Luckily, the changes we must make to education do not necessarily need to be anything radically new or unheard-of. Colleges already exist with a model more resistant to the corrosive effects of tools like Chat-GPT. St. John’s College in Santa Fe and Annapolis has a discussion-based model where students first read primary texts from the Western liberal arts and then go into class every day to have face-to-face discussions. Using a conversational model for the classroom carries two great benefits for the current times: First, it encourages students to think critically and dynamically about the material and not just memorize facts by rote. Second, it demands the students demonstrate what they know in real-time.
The Program also has a writing dimension, but this, too, is protected by the fact that students are expected to offer oral defenses of their papers to tutors in person. Instead of submitting a paper online and receiving marks without further interaction, the students must show familiarity with what they wrote and the material they wrote about. Funnily, it seems that the most effective way to work around the problem of AI-generated text is simple: universities only need to talk to their students more and assign fewer standardized exams and essays.
Not only does the discussion-based model allow students’ knowledge to be better verified, but as stated above, it permits students to develop skills around critical thinking rather than rote memorization. Memory is an important faculty, but since we have designed more and more technologies around offloading memory, we are in a situation where a student’s skills in this regard might matter less and less. Facts can be retrieved with speed and ease via digital dictionaries, encyclopedias, and forums, and now the apex of these tools are being developed. But when knowledge is stored as data and merely recited, there is little progress being made or new ideas being generated. Focusing on synthesizing, analyzing, and using this data to produce new thoughts and ideas seems much more valuable.

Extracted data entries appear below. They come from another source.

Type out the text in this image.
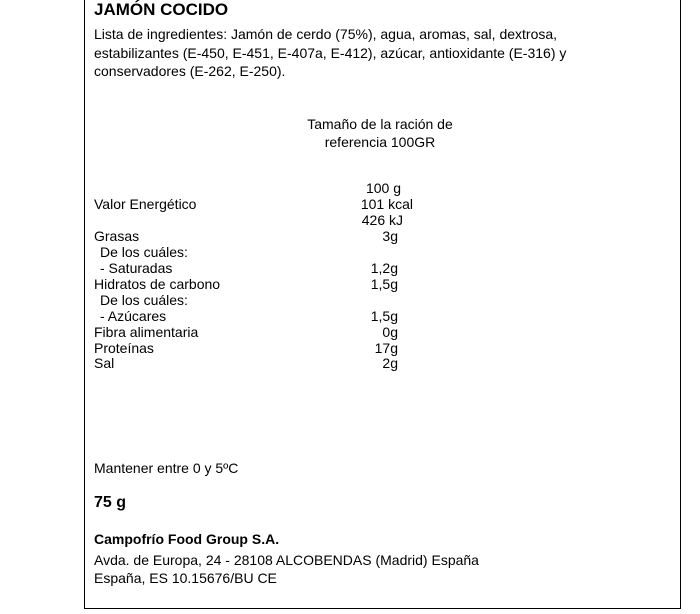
JAMÓN COCIDO
Lista de ingredientes: Jamón de cerdo (75%), agua, aromas, sal, dextrosa, estabilizantes (E-450, E-451, E-407a, E-412), azúcar, antioxidante (E-316) y conservadores (E-262, E-250).
Tamaño de la ración de
referencia 100GR
100 g
Valor Energético	101 kcal
426 kJ
Grasas	3g
De los cuáles:
- Saturadas	1,2g
Hidratos de carbono	1,5g
De los cuáles:
- Azúcares	1,5g
Fibra alimentaria	0g
Proteínas	17g
Sal	2g
Mantener entre 0 y 5ºC
75 g
Campofrío Food Group S.A.
Avda. de Europa, 24 - 28108 ALCOBENDAS (Madrid) España
España, ES 10.15676/BU CE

In this way, St. John’s College has a clear advantage over other colleges and universities. This bodes well for St. John’s, and if other institutions want to stay ahead of the curve, they have a model to mimic. Those who will refuse to adapt by shifting online classes to seminar discussions and focusing on critical thinking rather than rote memorization may find themselves handing out increasingly empty degrees—and with their value and institutional integrity called into question, they may find it increasingly difficult to survive. Instead of putting hope in AI companies and third parties to save universities with watermarks or detection software, it would be much wiser for them to develop their own solutions and change their structure to retain their reputational value and educational quality for years to come.